How are states responding to teacher shortages?
The Education Commission of the States’ (ECS) new series on staffing policies, “Mitigating Teacher Shortages,” provides an optimistic outlook on the national staffing crisis. The number of schools reporting a vacancy is down 15 percentage points overall since 2000. However, ECS finds there is a struggle to fill positions in hard-to-staff subject areas and in high-poverty, low-achieving, rural, and urban schools. This five-part series examines research on teacher shortages and recommendations from state task forces, finding five common policy interventions to address staffing shortages: alternative certification, financial incentives, induction and mentorship, evaluation and feedback, and teacher leadership. Each brief explores extant research in each focus area and provides state examples and policy recommendations.
Stitching together Longitudinal Data Systems
Two new reports — one from the Workforce Data Quality Campaign (WDQC) and the other from New America — explore how states can align data systems to better track student outcomes after high school.
- WDQC’s report, “Making the Most of Workforce Data,” highlights best practices from Kentucky, Minnesota and New York, each of which has established linked systems that facilitate data sharing and evaluation to varying degrees.
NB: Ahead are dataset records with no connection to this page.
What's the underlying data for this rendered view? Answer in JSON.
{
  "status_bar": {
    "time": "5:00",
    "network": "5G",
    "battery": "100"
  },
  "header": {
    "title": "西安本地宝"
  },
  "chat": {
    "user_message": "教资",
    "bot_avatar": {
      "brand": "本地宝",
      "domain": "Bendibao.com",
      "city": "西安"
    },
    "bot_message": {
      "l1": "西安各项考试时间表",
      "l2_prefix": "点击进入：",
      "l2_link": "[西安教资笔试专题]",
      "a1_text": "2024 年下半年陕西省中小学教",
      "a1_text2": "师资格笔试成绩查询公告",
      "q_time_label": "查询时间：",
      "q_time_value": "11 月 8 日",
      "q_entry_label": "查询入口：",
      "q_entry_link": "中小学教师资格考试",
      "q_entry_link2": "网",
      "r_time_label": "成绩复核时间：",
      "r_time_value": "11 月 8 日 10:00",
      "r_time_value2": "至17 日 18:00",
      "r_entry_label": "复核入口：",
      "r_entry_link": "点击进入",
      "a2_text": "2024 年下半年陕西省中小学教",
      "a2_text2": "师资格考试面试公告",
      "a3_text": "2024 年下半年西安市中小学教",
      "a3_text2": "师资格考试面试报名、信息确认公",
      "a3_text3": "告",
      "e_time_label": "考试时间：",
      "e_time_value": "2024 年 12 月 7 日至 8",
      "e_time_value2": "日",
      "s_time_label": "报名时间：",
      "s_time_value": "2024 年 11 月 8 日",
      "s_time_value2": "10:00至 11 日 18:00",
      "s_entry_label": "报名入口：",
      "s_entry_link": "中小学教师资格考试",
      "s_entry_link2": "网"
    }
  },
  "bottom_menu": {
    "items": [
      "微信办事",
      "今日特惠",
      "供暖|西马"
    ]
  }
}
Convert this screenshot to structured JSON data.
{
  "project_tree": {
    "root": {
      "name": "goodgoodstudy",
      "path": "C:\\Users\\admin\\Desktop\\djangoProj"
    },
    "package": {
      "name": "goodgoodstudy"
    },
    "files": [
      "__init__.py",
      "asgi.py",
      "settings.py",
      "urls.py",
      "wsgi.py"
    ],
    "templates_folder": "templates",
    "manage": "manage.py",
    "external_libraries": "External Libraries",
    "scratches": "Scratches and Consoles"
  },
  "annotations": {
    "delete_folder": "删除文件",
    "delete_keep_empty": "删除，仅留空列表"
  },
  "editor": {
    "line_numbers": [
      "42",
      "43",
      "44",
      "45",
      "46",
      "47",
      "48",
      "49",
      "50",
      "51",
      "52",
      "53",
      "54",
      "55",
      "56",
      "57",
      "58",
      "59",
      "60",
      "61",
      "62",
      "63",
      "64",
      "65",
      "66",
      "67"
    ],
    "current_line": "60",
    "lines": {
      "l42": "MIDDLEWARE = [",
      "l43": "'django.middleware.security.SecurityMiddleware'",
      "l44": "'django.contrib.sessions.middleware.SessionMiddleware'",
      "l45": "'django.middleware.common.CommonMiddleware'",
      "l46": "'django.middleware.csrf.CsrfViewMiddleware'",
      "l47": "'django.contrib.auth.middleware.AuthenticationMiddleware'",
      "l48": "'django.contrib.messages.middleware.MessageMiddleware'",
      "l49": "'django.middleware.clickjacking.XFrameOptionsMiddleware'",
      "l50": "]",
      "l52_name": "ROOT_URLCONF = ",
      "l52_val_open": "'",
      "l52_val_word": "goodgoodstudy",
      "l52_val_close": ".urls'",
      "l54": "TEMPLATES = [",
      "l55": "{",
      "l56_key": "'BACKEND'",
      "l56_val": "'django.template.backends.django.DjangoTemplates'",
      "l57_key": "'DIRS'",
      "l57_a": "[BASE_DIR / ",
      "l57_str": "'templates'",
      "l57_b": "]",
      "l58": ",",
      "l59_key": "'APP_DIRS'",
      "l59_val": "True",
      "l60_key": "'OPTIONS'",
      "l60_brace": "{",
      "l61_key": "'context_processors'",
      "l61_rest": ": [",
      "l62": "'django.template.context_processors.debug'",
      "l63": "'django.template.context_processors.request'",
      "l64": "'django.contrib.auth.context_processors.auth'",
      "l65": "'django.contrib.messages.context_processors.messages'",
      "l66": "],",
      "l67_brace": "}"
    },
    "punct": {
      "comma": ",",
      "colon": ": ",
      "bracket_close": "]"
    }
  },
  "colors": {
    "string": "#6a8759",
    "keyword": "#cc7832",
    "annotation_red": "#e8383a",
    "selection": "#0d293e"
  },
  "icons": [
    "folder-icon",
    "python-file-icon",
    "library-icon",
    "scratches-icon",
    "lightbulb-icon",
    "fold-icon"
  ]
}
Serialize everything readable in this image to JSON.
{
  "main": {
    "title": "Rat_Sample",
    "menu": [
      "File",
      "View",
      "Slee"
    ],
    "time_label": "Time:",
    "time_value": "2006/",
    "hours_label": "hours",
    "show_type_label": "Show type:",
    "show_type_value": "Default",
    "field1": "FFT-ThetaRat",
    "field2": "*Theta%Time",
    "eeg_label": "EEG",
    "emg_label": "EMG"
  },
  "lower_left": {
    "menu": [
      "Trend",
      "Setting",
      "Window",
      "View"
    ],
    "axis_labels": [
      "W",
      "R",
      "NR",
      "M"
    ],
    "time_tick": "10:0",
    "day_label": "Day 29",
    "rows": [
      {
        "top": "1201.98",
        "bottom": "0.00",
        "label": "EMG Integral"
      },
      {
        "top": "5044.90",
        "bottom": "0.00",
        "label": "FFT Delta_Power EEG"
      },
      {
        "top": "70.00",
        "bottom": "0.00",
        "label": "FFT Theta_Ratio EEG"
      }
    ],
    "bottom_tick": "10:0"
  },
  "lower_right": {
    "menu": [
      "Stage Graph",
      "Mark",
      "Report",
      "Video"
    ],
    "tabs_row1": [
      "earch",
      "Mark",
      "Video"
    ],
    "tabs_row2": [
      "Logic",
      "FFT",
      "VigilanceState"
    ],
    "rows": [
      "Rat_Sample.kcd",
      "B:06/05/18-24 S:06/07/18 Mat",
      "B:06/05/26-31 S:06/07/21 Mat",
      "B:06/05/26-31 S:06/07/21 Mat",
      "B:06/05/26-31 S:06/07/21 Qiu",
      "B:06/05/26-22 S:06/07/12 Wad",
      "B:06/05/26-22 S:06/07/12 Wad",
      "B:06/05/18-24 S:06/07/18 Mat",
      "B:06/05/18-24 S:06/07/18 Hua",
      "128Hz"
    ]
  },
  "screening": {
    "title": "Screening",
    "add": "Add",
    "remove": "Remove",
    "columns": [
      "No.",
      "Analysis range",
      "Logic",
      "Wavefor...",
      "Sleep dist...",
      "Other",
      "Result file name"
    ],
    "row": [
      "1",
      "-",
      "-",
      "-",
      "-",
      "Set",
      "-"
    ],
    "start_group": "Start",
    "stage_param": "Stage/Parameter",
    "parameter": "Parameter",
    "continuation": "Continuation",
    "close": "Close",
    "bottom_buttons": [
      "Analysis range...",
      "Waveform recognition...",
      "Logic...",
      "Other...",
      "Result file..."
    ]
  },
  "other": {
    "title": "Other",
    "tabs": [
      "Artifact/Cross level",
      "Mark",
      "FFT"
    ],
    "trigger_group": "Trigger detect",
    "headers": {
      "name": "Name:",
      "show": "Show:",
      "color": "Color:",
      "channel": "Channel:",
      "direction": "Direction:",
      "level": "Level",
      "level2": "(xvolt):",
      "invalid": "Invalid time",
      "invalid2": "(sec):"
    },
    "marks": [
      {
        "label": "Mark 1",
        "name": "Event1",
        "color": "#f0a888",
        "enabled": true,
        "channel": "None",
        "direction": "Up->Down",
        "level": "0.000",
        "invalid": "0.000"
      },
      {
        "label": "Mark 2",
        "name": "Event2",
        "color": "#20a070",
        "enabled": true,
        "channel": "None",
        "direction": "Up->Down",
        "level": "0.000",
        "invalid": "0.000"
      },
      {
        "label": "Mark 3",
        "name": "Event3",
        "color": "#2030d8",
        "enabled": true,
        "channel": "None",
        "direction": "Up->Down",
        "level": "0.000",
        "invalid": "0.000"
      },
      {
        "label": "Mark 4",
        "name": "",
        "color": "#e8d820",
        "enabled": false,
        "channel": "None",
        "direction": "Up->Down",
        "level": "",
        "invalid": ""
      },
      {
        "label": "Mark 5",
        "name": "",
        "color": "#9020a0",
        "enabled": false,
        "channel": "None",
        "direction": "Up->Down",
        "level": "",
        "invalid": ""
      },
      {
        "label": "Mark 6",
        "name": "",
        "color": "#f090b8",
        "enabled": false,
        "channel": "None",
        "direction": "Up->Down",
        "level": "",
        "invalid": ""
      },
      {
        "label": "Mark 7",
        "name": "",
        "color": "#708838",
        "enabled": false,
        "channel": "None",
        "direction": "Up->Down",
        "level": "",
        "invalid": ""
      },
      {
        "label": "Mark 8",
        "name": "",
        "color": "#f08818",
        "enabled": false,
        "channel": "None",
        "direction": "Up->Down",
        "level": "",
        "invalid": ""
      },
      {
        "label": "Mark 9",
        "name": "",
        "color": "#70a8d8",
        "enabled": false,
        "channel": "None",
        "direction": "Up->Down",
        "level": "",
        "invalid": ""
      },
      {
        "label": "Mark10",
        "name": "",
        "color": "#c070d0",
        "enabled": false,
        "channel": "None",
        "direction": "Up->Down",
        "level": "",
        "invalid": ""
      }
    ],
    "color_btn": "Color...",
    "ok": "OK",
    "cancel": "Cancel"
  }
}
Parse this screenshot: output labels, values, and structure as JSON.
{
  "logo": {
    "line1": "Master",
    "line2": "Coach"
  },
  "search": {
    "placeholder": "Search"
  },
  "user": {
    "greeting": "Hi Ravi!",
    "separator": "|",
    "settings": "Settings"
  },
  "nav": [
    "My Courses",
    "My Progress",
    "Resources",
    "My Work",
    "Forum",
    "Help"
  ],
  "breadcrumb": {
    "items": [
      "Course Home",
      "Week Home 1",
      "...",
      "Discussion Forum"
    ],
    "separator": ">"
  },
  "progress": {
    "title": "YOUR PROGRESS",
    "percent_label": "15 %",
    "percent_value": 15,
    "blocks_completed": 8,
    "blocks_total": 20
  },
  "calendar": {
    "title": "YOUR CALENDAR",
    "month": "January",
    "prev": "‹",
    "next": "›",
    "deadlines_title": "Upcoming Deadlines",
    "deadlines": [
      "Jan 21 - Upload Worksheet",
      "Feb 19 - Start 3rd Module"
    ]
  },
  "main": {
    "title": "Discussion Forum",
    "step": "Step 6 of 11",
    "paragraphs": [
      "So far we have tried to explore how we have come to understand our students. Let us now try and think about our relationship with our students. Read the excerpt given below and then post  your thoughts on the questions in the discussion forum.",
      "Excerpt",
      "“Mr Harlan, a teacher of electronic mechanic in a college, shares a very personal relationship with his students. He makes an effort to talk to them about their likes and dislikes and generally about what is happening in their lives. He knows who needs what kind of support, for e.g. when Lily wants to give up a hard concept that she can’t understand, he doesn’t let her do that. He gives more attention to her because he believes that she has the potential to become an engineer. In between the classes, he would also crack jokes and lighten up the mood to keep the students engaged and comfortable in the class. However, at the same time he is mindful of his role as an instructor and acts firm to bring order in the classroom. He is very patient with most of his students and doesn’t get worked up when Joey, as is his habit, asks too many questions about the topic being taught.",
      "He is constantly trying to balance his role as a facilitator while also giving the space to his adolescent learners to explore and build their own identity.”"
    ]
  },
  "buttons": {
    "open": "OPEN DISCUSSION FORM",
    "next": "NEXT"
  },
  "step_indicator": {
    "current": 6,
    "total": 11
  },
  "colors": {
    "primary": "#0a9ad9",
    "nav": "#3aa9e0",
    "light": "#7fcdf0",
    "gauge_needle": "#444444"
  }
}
In Kentucky, for example, interagency data-sharing agreements allowed the state to evaluate outcomes for students taking college-level coursework through AdvanceKentucky, providing evidence to increase funding for the program.
- In “Is Stitching State Data Systems the Solution to the College Blackout?,” Iris Palmer at New America proposes a different solution to the nation’s data sharing woes — a state-based federal data system. She argues that this system, which would be operated by a third party and would only share anonymized data, could build on existing data infrastructure and allow states to examine cross-state student outcomes for more detailed analysis. A pilot project between Hawaii, Idaho, Oregon and Washington helped close gaps, uncovering outcomes data for more than nine percent of individuals missing from the labor records in Washington alone.